The Pentagon has withheld tens of millions of dollars remaining in military aid to Pakistan after Defense Secretary Jim Mattis decided that Islamabad was not taking enough action to counter the Taliban-affiliated Haqqani network.
“This is simply an assessment of the current state of play,” Mattis told reporters at the Pentagon Friday. “It’s not a policy. It is a reality.”
The U.S. has declined to make military reimbursements in the past, withholding $300 million last year. Pakistan has already been reimbursed $550 million of the $900 million it was authorized to receive in fiscal year 2016.
Mattis’ decision affects $50 million that was previously earmarked for Pakistan.
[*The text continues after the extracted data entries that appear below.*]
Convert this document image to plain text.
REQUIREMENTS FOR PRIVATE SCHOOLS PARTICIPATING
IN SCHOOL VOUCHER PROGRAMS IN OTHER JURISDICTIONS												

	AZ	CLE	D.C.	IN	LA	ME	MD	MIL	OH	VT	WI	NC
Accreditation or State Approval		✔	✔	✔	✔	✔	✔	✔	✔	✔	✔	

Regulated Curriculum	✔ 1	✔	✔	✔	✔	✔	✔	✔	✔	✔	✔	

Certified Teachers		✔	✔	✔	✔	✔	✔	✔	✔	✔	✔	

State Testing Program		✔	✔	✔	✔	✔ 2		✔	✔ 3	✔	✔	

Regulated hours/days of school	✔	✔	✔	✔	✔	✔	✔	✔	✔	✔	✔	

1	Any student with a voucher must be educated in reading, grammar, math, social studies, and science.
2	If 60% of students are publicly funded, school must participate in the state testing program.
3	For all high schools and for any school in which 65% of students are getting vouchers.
Pentagon spokesman Adam Stump said Mattis “could not certify that Pakistan has taken sufficient action against the Haqqani network per the requirement in the FY 2016 National Defense Authorization Act [NDAA].”
Money is reprogrammed
Stump said the money is being reprogrammed to be used for other requirements.
The decision comes as President Donald Trump’s administration is exploring its approach toward Pakistan in developing a regional policy aimed at fighting Taliban militants and Islamic State fighters in neighboring Afghanistan.
“This decision does not prejudge the conclusions of the White House review of South Asia strategy, which is still ongoing,” Stump said, adding that the decision also “does not reduce the significance of the sacrifices that the Pakistani military has undertaken over previous years.”